Jeeves offers tea and cookies; orange juice and pineappleade. There are entertaining tweets sent too.

Even my weight loss teacher checked in with me.

“It pains me to say that the only organ not affected by this dose is my stomach,” I text her.

When the dose hit, it was nasty. By Saturday, the test was indisputable – big double bar.

But now I’m on the up. Except that I’m suffering a classic side effect.

“Did you lose your sense of smell and taste with Covid,” I text my sister.

“No… you got the deluxe version,” she texts back.

It’s strange. The expensive Jo Malone grapefruit perfume smells zilch. Our boy’s wonderful steak is like chewing on sinew.

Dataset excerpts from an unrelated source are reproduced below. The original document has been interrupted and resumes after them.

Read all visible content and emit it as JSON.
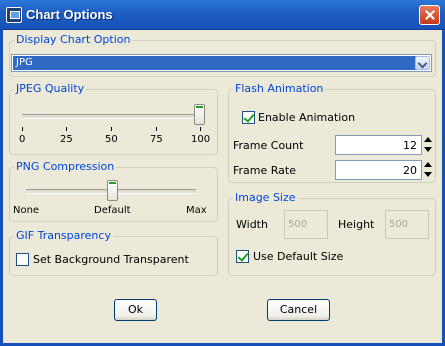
{
  "window": {
    "title": "Chart Options"
  },
  "display_option": {
    "label": "Display Chart Option",
    "selected": "JPG"
  },
  "jpeg_quality": {
    "label": "JPEG Quality",
    "ticks": [
      "0",
      "25",
      "50",
      "75",
      "100"
    ],
    "value": 100
  },
  "png_compression": {
    "label": "PNG Compression",
    "ticks": [
      "None",
      "Default",
      "Max"
    ],
    "value": "Default"
  },
  "gif_transparency": {
    "label": "GIF Transparency",
    "checkbox_label": "Set Background Transparent",
    "checked": false
  },
  "flash_animation": {
    "label": "Flash Animation",
    "enable_label": "Enable Animation",
    "enabled": true,
    "frame_count_label": "Frame Count",
    "frame_count": "12",
    "frame_rate_label": "Frame Rate",
    "frame_rate": "20"
  },
  "image_size": {
    "label": "Image Size",
    "width_label": "Width",
    "width_value": "500",
    "height_label": "Height",
    "height_value": "500",
    "default_size_label": "Use Default Size",
    "default_size_checked": true
  },
  "buttons": {
    "ok": "Ok",
    "cancel": "Cancel"
  }
}
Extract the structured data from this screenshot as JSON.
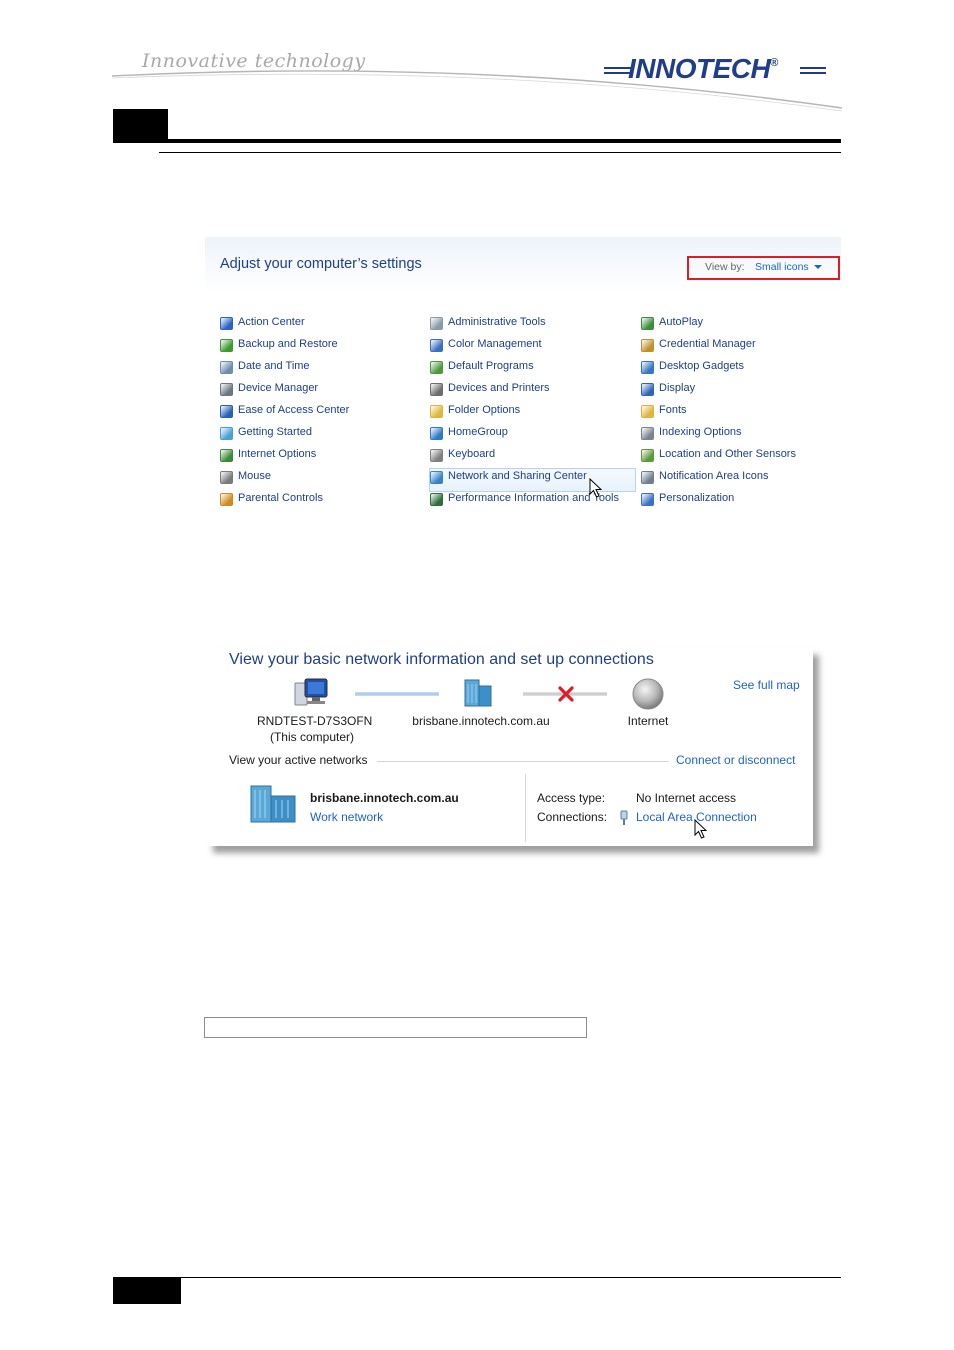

“Garlic butter?” I text Jeeves and son downstairs. “It’s slathered all over it,” they assure me via long distance text ... not a whiff do I get.

Food can now be classified as hot or cold. Porridge is mishy mushy and full fat yoghurt is so silky smooth.

“I can safely say that I could spoon up hot vomit from a sweaty armpit, standing up to my oxters in an open sewer, and I’d be none the wiser,” I text a friend who has also had the lurgy.

There’s a bit of it about these days.

She’s having trouble answering the doctor’s question about whether she’s breathless at the top of the stairs. She lives in a bungalow.

“It’s a time for reflection,” another friend suggests.

“Wasn’t that what I was meant to do on the camino,” I ask.

So here’s to double reflection time.

I remind my reflective friend of a retreat she once took in a Buddhist monastery. She was awoken at 3am and led to a large hall where a monk was banging a huge golden gong and shouting “Wake up! Wake up! Do not squander your life!”

She said she had forgotten that. It traumatised me and I wasn’t even there.

But now, the energy surges then cuts like we’re living in a lightning storm.

I make a fresh bed with crisp cotton sheets, then collapse onto it. If I reflect on anything, it is that I married a saint and gave birth to another.

“Look at it this way,” says my glass-half-full sister, “You’ll have great immunity for three months, you can go anywhere.”

There is a certain nephew who thinks I’m taking him to the Bee Gees tribute concert. The question is... how deep is my love?